Dive Brief:
- A new study from the MIT Center for Energy and Environmental Policy Research concludes low natural gas prices are the primary cause of nuclear plants' struggles in organized markets — not renewable energy. Stagnant load "has a relatively small but statistically significant" impact, the researcher concluded.
- MIT researcher Jesse Jenkins used a time series linear regression to estimate pricing variables at 33 individual reactors in PJM from 2008 through 2016. Jenkins concluded that natural gas price declines are "the dominant driver of reduced electricity prices at the 19 nuclear power stations over this period."
- Jenkins' work is the second recent analysis to reach this conclusion, and it comes at an awkward time for the Trump Administration, which has been pushing for cost recovery for fossil-fuel plants that have a 90-day fuel supply on hand.
Dive Insight:
The U.S. Department of Energy proposed last year to provide cost recovery to coal and nuclear plants via payments for plants that had significant on-site fuel.

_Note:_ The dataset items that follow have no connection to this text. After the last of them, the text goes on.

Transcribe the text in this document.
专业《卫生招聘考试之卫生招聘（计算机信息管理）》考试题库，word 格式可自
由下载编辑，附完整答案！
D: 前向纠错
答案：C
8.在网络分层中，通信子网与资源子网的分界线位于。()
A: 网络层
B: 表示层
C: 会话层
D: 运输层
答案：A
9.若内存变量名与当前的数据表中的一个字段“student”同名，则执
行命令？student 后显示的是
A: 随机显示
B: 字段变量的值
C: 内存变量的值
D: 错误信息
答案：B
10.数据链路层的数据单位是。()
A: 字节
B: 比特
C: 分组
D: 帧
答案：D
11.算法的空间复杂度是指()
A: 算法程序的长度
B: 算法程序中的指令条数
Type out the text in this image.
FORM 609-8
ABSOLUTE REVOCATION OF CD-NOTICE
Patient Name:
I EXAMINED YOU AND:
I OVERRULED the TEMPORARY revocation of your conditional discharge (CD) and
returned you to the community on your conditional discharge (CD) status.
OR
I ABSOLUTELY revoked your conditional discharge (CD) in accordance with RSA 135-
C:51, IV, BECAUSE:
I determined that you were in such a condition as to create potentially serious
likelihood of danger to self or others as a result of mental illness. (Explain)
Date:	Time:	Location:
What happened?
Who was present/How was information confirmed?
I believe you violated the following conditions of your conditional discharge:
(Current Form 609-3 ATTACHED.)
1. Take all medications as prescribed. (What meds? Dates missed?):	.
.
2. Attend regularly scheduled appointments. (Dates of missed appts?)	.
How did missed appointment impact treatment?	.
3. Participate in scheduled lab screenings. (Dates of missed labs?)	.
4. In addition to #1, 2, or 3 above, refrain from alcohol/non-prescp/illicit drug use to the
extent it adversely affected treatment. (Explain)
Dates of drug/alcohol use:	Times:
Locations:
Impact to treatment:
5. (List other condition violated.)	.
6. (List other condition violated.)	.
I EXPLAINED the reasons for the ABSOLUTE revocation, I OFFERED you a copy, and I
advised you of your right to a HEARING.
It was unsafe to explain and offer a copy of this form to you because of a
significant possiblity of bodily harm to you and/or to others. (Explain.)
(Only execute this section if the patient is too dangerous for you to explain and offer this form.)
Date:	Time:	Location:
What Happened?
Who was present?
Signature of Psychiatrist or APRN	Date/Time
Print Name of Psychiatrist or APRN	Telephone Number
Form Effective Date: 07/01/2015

The DOE reasoned these plants had been disadvantaged by subsidies given to renewable projects, in addition to costly regulations, and the retirements threatened the resilience of the grid.

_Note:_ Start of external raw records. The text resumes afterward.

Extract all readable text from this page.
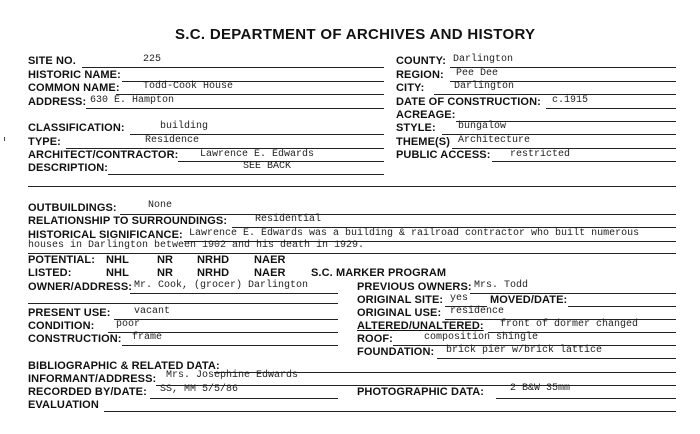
S.C. DEPARTMENT OF ARCHIVES AND HISTORY
SITE NO.	225
HISTORIC NAME:
COMMON NAME: Todd-Cook House
ADDRESS: 630 E. Hampton
CLASSIFICATION:	building
TYPE:	Residence
ARCHITECT/CONTRACTOR: Lawrence E. Edwards
DESCRIPTION:	SEE BACK
COUNTY: Darlington
REGION: Pee Dee
CITY:	Darlington
DATE OF CONSTRUCTION: c.1915
ACREAGE:
STYLE: bungalow
THEME(S) Architecture
PUBLIC ACCESS: restricted
OUTBUILDINGS:	None
RELATIONSHIP TO SURROUNDINGS:	Residential
HISTORICAL SIGNIFICANCE: Lawrence E. Edwards was a building & railroad contractor who built numerous
houses in Darlington between 1902 and his death in 1929.
POTENTIAL: NHL	NR NRHD NAER
LISTED:	NHL	NR NRHD NAER S.C. MARKER PROGRAM
OWNER/ADDRESS: Mr. Cook, (grocer) Darlington
PRESENT USE: vacant
CONDITION: poor
CONSTRUCTION: frame
PREVIOUS OWNERS: Mrs. Todd
ORIGINAL SITE: yes MOVED/DATE:
ORIGINAL USE: residence
ALTERED/UNALTERED: front of dormer changed
ROOF:	composition shingle
FOUNDATION: brick pier w/brick lattice
BIBLIOGRAPHIC & RELATED DATA:
INFORMANT/ADDRESS: Mrs. Josephine Edwards
RECORDED BY/DATE: SS, MM 5/5/86	PHOTOGRAPHIC DATA:	2 B&W 35mm
EVALUATION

But the Federal Energy Regulatory Commission rejected the proposed rule on Monday, handing it over to the grid operators to ultimately resolve the issue. Even so, the spate of nuclear retirements have set off a discussion over whether or not the value the resource for its carbon-free energy in organized markets. Since 2013 a half dozen nuclear reactors in the United States have closed permanently, and up to 23 others announced that they plan to retire before their operating licenses run out.
The other analysis, mentioned earlier, comes out of Lawrence Berkeley National Laboratory and Argonne National Laboratory.
"There is little relationship between the location of recent (2010‐2016) coal, nuclear and other thermal retirements and [renewable] penetration levels," researchers concluded in Impacts of Variable Renewable Energy on Bulk Power System Assets, Pricing, and Costs.
In PJM, Jenkins' work found average day-ahead electricity market prices fell 55% from 2008 to 2016, with prices at individual nuclear plants in the PJM region declining between 47% and 69%.
While environmental advocates always cheer a coal plant closure, nuclear plants are a different beast. They generate more emissions-free energy than any other source in the United States, and yet these facilities are retiring early because they are losing money. It raises the question of how necessary nuclear plants are to decarbonize the grid.
"The transition from coal to natural gas in the U.S. electricity mix, the rise of wind generation, and declining electricity consumption have all helped reduce emissions of both carbon dioxide and criteria pollutants in recent years," Jenkins points out. "Nuclear generators in the PJM region alone produce roughly as much electricity as all wind and utility-scale solar power plants in the U.S. as of 2016."
"If cheap natural gas, growing wind generation, or lower electricity demand eventually lead to widespread retirement of existing nuclear plants, the net environmental benefits of these trends would be significantly reduced." Jenkins concluded.
Clarification: The post has been clarified to note that the paper came from the MIT Center for Energy and Environmental Policy Research.